Since the summer of 1999 the Forest Service has been working hard to justify the reauthorization of commercial cattle grazing on the public lands of the Big Sur coast. After conducting some cursory studies, a few years ago they floated the first round of proposals to continue turning the cows out on this very sensitive landscape, but ended up withdrawing their decisions to do so after a successful appeal was filed by the Ventana Wilderness Alliance and Center for Biological Diversity. The valid points brought up in that appeal sent the Forest Service range managers back to the drawing board.
After conducting more in-depth studies and making a much stronger effort to be in compliance with applicable laws and policies, in December of 2004 essentially the same proposals were re-floated for public review and appeal, only with much more supporting documentation this time around. The VWA Public Lands Grazing Committee quickly joined forces with the Center for Biological Diversity, Los Padres Forest Watch, the Ventana Chapter Sierra Club, and two independent botanical experts to evaluate the proposals. Upon discovering what we considered to be numerous violations of the Wilderness Act, the Endangered Species Act, the National Environmental Policy Act, and the National Forest Management Act, as well as a pervasive disregard for recreation and only cursory regard for biodiversity in favor of providing deeply discounted forage to private cattlemen, we again appealed the decisions.
On 8-March-2005, the Appeal Deciding Officer for USFS Region 5 in Vallejo informed us that the revised decisions to reauthorize commercial livestock grazing on the public lands of the Big Sur coast had once again been withdrawn. It appears that the Forest Service is having a rather difficult time justifying their intent to continue the practice of commercial cattle grazing in an area as biologically, spiritually and recreationally important as the marine terraces and coastal slopes of the Monterey district. They've worked at it for 6 years, given it their best shot twice, yet are once again heading back to the barn. To those of us who know these lands well, it comes as no surprise. Herds of cattle have the potential to negatively impact a sensitive landscape in short order, which is a difficult fact to downplay.

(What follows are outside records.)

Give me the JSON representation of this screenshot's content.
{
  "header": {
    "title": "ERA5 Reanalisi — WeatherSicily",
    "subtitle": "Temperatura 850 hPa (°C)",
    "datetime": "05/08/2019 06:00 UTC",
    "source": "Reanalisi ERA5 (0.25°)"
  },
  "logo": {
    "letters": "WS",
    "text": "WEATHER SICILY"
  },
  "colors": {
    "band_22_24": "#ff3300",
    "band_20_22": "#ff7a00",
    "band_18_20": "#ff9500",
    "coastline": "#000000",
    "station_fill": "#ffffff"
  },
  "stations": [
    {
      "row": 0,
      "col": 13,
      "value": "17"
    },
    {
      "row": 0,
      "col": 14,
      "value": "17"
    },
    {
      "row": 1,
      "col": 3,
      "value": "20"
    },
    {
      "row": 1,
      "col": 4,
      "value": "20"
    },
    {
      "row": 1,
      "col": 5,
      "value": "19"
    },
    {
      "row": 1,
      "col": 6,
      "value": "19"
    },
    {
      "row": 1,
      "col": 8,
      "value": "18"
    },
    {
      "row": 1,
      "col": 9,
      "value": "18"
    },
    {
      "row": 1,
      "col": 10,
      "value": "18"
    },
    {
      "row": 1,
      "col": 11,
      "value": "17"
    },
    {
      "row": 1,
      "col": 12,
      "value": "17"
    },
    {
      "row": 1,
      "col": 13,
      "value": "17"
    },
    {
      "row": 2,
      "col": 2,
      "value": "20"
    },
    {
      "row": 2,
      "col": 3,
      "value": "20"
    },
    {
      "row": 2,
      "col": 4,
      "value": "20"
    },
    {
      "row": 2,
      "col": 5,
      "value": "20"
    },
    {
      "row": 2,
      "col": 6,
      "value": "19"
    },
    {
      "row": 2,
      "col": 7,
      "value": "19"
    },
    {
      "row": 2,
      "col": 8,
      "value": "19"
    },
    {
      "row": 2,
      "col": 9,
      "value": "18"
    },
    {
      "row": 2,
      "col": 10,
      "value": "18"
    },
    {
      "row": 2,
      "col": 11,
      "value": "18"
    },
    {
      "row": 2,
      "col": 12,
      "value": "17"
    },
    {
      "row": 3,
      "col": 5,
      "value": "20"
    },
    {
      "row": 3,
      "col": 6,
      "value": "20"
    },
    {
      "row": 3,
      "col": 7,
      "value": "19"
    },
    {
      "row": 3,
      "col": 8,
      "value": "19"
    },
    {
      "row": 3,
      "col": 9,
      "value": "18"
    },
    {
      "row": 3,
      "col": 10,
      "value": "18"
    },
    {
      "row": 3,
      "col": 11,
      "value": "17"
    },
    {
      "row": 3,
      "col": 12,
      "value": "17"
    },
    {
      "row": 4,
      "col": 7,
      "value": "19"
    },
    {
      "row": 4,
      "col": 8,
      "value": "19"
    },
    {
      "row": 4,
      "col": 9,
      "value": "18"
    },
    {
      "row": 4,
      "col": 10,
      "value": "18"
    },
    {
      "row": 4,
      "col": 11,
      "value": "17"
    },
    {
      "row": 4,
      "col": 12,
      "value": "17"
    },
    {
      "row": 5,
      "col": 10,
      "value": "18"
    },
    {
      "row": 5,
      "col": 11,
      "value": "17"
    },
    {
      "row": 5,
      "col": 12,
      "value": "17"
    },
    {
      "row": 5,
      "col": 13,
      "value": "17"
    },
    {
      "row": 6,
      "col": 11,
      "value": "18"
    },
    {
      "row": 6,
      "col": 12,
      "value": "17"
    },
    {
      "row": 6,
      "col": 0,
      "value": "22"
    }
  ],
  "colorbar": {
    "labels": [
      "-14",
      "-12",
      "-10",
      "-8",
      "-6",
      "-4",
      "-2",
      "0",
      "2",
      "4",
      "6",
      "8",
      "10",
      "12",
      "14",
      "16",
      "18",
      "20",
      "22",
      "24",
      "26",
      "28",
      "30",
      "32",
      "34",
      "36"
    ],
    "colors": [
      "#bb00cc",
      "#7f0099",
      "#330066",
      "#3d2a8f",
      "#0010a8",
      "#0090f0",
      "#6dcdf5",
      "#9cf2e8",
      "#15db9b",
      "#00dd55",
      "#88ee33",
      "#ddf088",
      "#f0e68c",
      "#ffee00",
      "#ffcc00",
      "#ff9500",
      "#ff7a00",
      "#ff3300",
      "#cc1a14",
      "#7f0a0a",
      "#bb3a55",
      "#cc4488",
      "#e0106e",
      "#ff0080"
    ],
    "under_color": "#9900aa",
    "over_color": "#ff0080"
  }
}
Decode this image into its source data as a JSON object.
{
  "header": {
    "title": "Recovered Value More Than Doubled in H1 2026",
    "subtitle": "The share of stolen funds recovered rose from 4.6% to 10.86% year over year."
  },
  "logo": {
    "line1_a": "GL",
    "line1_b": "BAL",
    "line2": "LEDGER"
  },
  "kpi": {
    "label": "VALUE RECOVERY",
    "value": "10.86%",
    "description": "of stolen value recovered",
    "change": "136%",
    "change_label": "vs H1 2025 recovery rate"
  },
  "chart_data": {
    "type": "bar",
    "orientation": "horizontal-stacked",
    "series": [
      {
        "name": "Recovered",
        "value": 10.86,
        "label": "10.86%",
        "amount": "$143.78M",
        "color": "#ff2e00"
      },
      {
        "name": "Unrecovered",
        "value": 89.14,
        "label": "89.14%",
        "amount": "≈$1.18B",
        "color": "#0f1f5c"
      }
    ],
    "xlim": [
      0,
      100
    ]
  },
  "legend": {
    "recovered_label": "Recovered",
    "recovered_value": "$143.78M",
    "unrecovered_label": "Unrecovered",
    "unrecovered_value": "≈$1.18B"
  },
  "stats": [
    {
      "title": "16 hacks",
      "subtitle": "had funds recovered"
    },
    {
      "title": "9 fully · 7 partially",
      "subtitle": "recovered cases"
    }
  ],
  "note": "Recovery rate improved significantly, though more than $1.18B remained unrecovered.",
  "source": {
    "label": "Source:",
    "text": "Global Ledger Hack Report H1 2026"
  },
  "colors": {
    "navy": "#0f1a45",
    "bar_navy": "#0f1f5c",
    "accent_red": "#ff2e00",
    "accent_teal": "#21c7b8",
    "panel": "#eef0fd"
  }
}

Be it known that the VWA is not averse to the use of livestock grazing as a closely monitored management tool when used to achieve specific goals in terms of habitat conservation and biodiversity, and when not in conflict with other resources. But we strongly feel that the historic practice employed by the Forest Service by way of permitting cattle to be turned out, left to wander the range largely untended, then rounded up and trailered away six months later is not in the best interest of the land, the flora and fauna that call it home, nor the American public that own it. Until such time as the permission of cattle grazing on local public lands is indeed employed as a management tool with the stringent oversight and immediate removal provisions necessary to improve and protect all resources rather than simply providing livestock operators with subsidized forage, the VWA will continue to be critically involved in the process.